Parameter-Efficient Continual Fine-Tuning: A Survey
Coleman, Eric Nuertey, Quarantiello, Luigi, Liu, Ziyue, Yang, Qinwen, Mukherjee, Samrat, Hurtado, Julio, Lomonaco, Vincenzo
The emergence of large pre-trained networks has revolutionized the AI field, unlocking new possibilities and achieving unprecedented performance. However, these models inherit a fundamental limitation from traditional Machine Learning approaches: their strong dependence on the \textit{i.i.d.} assumption hinders their adaptability to dynamic learning scenarios. We believe the next breakthrough in AI lies in enabling efficient adaptation to evolving environments -- such as the real world -- where new data and tasks arrive sequentially. This challenge defines the field of Continual Learning (CL), a Machine Learning paradigm focused on developing lifelong learning neural models.
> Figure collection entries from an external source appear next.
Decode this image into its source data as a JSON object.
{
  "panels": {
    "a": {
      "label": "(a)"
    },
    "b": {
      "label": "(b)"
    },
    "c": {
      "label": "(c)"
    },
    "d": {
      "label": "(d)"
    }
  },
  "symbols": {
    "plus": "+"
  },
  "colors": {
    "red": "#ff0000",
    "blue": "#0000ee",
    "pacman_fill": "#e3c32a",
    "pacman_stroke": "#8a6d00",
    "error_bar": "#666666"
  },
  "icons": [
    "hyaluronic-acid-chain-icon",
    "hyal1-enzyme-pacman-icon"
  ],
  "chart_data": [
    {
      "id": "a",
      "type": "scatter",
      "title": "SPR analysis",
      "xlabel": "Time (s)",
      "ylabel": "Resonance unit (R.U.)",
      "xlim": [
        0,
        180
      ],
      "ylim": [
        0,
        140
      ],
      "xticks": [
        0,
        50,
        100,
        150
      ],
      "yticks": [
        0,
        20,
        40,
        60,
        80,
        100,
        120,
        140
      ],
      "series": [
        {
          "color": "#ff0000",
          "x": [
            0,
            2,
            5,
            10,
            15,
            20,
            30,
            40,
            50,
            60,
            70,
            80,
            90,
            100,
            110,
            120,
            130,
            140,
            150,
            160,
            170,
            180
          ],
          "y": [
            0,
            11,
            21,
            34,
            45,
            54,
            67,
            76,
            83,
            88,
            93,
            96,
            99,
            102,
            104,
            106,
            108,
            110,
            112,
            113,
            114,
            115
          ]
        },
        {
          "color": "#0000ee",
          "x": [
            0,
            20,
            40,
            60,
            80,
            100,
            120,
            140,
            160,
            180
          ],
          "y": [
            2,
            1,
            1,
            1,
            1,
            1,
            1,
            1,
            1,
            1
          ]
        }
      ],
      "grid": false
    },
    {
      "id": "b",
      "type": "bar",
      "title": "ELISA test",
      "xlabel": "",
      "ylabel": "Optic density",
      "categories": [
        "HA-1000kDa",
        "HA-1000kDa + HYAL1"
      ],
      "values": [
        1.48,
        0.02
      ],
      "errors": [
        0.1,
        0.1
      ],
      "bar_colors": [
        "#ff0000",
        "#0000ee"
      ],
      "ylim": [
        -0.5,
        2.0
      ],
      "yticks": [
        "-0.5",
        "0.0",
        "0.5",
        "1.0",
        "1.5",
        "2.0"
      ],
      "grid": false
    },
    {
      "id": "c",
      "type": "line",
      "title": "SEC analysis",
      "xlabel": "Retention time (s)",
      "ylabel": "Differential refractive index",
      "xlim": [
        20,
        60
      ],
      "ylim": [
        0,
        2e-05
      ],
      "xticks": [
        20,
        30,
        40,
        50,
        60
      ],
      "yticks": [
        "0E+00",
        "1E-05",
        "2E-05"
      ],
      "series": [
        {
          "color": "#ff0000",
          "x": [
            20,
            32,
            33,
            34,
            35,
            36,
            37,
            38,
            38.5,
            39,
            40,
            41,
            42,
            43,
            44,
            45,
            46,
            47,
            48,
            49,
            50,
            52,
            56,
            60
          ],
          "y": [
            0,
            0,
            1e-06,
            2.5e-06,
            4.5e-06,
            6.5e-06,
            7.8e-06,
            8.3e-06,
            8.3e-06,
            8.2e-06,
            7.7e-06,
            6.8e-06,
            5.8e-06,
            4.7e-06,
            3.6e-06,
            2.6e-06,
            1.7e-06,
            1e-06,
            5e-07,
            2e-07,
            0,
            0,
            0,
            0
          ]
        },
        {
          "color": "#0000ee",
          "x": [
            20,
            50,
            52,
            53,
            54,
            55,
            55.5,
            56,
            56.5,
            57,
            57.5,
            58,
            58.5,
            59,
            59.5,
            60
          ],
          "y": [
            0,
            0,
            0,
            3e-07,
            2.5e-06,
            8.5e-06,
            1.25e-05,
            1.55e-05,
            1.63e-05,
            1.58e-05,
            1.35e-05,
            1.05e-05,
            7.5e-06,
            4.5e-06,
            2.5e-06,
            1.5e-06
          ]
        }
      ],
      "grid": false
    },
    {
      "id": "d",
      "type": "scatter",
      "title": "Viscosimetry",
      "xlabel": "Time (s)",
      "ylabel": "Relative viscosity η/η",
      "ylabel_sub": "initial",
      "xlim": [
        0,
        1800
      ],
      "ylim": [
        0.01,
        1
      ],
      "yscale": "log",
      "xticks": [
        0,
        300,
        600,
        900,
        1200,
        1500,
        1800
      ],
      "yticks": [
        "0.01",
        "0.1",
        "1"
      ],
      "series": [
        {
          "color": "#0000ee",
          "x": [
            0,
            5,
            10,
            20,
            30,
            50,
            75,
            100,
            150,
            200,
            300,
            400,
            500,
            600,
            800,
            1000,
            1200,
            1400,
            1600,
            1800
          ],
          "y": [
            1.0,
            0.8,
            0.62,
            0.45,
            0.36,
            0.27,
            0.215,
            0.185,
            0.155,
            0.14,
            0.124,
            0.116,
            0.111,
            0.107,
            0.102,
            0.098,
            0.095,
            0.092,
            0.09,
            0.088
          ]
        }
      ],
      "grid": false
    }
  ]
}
One alternative to efficiently adapt these large-scale models is known Parameter-Efficient Fine-Tuning (PEFT). These methods tackle the issue of adapting the model to a particular data or scenario by performing small and efficient modifications, achieving similar performance to full fine-tuning. However, these techniques still lack the ability to adjust the model to multiple tasks continually, as they suffer from the issue of Catastrophic Forgetting. In this survey, we first provide an overview of CL algorithms and PEFT methods before reviewing the state-of-the-art on Parameter-Efficient Continual Fine-Tuning (PECFT). We examine various approaches, discuss evaluation metrics, and explore potential future research directions. Our goal is to highlight the synergy between CL and Parameter-Efficient Fine-Tuning, guide researchers in this field, and pave the way for novel future research directions.